Melioidosis presents with diverse clinical manifestations. These presentations depend on the route of entry, bacterial load, and immune status of the patient. The most common presentations include pneumonia and pleuritis (40%-60%), followed by mycotic aneurysm (40%-60%). Abscess formation frequently occurs in various organs, including the neck (0%-30%), kidneys (14%-28%), spleen (10%-33%), and liver (10%-33%). Additionally, skin ulcers and soft tissue abscesses are seen in 13%-24% of cases, osteomyelitis in 4%-14% (with the femur, tibia, and knee joint being the most frequently affected sites), and brain abscess or encephalomyelitis in 1%-5% of patients. Parotid abscesses occur in 0%-30% of cases, particularly in pediatric patients [9]. Splenomegaly is a notable clinical manifestation in chronic melioidosis, often reflecting the prolonged course of infection and underlying immune response [35].
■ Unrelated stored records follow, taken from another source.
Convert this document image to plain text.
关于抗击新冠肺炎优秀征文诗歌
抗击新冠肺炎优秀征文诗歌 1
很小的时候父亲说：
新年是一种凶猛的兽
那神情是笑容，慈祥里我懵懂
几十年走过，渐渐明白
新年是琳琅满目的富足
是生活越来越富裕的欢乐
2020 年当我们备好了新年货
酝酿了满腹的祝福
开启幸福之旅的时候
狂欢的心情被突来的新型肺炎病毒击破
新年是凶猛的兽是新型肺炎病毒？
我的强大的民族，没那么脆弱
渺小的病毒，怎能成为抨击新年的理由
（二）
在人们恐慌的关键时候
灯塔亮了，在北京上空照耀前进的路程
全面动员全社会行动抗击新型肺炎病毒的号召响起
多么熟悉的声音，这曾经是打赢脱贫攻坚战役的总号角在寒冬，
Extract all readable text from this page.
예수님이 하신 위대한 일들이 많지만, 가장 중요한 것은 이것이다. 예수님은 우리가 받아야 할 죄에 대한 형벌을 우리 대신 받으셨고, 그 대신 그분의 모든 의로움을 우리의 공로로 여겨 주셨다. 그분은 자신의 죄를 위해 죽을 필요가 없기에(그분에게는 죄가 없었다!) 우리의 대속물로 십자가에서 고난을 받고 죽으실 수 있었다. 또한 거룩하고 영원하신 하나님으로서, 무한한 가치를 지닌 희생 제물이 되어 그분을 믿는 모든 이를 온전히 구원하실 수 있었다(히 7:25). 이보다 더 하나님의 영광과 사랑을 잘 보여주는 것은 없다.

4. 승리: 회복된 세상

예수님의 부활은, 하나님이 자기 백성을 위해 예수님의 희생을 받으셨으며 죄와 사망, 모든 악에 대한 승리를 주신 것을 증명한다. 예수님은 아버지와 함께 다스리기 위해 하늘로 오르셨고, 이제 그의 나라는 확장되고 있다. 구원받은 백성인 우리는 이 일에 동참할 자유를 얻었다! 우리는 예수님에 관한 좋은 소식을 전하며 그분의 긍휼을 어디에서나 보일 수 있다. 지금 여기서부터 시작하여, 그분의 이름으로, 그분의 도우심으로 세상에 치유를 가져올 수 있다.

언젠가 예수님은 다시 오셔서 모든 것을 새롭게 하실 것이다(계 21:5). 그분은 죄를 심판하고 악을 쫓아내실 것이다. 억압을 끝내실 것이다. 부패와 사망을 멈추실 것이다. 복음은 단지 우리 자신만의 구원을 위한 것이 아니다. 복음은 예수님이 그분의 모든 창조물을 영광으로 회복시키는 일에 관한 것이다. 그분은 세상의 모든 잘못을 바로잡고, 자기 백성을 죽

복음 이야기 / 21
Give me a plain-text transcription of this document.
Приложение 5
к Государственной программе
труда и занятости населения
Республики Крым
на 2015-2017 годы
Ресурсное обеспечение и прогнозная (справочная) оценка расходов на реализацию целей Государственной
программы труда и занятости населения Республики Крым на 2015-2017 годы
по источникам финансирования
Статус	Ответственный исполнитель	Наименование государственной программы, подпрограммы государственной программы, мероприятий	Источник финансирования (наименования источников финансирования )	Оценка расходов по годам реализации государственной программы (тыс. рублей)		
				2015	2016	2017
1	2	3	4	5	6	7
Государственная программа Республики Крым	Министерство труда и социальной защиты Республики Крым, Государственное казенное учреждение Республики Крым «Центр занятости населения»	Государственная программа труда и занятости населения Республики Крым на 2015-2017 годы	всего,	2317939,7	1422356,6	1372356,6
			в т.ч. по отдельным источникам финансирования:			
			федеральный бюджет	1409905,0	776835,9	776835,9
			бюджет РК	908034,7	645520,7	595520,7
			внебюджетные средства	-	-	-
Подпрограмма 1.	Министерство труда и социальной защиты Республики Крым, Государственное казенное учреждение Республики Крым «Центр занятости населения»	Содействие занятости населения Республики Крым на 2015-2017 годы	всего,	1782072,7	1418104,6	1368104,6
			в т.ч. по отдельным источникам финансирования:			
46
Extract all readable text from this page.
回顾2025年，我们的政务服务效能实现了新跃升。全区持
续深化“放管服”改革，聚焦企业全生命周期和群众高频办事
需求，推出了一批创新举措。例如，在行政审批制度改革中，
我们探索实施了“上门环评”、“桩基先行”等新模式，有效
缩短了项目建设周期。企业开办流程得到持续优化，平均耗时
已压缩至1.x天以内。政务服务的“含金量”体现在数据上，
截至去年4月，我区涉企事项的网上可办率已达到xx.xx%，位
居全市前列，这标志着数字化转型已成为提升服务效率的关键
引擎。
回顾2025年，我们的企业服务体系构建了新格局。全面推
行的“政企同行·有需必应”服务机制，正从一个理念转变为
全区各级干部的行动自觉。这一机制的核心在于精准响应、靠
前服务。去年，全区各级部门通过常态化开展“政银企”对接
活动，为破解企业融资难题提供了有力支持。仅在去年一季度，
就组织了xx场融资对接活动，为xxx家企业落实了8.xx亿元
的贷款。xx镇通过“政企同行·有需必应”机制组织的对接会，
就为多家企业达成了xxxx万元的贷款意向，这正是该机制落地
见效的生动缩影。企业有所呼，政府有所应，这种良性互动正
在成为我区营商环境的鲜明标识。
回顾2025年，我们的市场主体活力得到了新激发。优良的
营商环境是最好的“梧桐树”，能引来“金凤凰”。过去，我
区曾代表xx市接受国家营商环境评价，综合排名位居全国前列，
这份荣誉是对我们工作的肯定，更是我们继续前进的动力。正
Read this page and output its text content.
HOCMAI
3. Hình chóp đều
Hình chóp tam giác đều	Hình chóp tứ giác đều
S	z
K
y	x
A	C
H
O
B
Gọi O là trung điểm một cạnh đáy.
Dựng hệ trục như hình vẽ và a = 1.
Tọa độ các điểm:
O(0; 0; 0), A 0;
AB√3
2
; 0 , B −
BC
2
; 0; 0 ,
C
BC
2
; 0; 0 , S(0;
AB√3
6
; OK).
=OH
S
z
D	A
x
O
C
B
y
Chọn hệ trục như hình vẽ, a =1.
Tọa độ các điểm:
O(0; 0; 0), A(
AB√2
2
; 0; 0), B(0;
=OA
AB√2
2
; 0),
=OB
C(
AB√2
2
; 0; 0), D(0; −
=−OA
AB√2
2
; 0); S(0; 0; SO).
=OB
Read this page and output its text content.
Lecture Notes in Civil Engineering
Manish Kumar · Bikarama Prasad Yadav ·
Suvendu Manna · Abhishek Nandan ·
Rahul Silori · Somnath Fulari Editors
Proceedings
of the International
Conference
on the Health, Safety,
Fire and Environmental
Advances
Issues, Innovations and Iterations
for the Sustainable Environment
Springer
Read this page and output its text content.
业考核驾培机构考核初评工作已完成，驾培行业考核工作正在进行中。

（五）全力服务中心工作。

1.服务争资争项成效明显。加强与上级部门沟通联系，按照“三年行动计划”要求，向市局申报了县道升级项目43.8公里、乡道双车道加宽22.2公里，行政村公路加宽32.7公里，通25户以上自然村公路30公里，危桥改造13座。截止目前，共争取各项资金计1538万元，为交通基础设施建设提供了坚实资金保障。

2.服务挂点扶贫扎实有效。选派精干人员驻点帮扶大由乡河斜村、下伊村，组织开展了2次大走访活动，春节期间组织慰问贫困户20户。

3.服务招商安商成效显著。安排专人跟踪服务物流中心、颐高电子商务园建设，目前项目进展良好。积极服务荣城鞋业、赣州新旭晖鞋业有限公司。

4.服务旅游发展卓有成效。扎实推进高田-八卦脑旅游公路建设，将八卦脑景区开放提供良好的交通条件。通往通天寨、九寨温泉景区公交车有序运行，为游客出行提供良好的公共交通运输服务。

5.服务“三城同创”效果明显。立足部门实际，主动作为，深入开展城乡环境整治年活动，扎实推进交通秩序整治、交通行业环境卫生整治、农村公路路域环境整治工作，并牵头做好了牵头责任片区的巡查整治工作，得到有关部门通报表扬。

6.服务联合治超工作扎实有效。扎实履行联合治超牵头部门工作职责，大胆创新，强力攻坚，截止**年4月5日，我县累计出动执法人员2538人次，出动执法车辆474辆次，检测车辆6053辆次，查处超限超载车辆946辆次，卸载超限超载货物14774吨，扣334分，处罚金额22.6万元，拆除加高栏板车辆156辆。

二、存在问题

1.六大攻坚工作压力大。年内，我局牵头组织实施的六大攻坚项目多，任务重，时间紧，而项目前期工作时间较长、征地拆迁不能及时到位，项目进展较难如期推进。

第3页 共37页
As per a retrospective study, hyponatremia occurs in 84.1% (severe hyponatremia in 17.4% of patients) of hospitalized patients with melioidosis. A higher incidence of hyponatremia was noted in older ages and patients with acute kidney injury (AKI). Severe hyponatremia was found to be an independent predictor of in-hospital mortality, need for mechanical ventilation, and prolonged ICU stay [36].

The diagnosis of melioidosis relies on clinical suspicion, epidemiological concurrence, and bacterial culture positivity. Growth of B. pseudomallei from the culture of any site is diagnostic of melioidosis [9,37]. 

B. pseudomallei are intrinsically resistant to penicillin, ampicillin, first- and second-generation cephalosporins, gentamicin, tobramycin, and streptomycin. As per the data, primary resistance to meropenem, ceftazidime, and co-trimoxazole is exceedingly rare. Intravenous antibiotic options include ceftazidime administered every 6-8 hours (or via 24-hour infusions) or meropenem every eight hours, particularly for critically ill patients or those with central nervous system involvement. The eradication phase, essential to prevent relapse, typically lasts for three to more than six months, with trimethoprim-sulfamethoxazole (TMP-SMX) as the first-line agent, or co-amoxiclav or doxycycline as alternatives. When melioidosis presents as osteomyelitis, longer treatment durations are recommended to reduce the risk of recurrence. Management involves an intensive phase of intravenous antibiotics, typically meropenem or ceftazidime, for at least 4-6 weeks, followed by an oral eradication phase using co-trimoxazole (with doxycycline as an alternative) for a minimum of six months [38,39].

Conclusions

This case highlights the clinical presentation and management of a patient with chronic osteomyelitis, a rarer manifestation of melioidosis. Our patient, a poorly controlled diabetic and reformed alcoholic, presented with chronic osteomyelitis caused by B. pseudomallei. He had a notable history of exposure to contaminated water. Effective management of risk factors (such as diabetes), correction of hyponatremia, and guidance from positive cultures and sensitivity testing allowed for the selection of appropriate antibiotics. The patient was treated with an intensive phase of meropenem and TMP-SMX, followed by eradication therapy with TMP-SMX, leading to clinical recovery. This case highlights the critical role of early diagnosis, timely treatment, and targeted antimicrobial therapy in the successful management of melioidosis.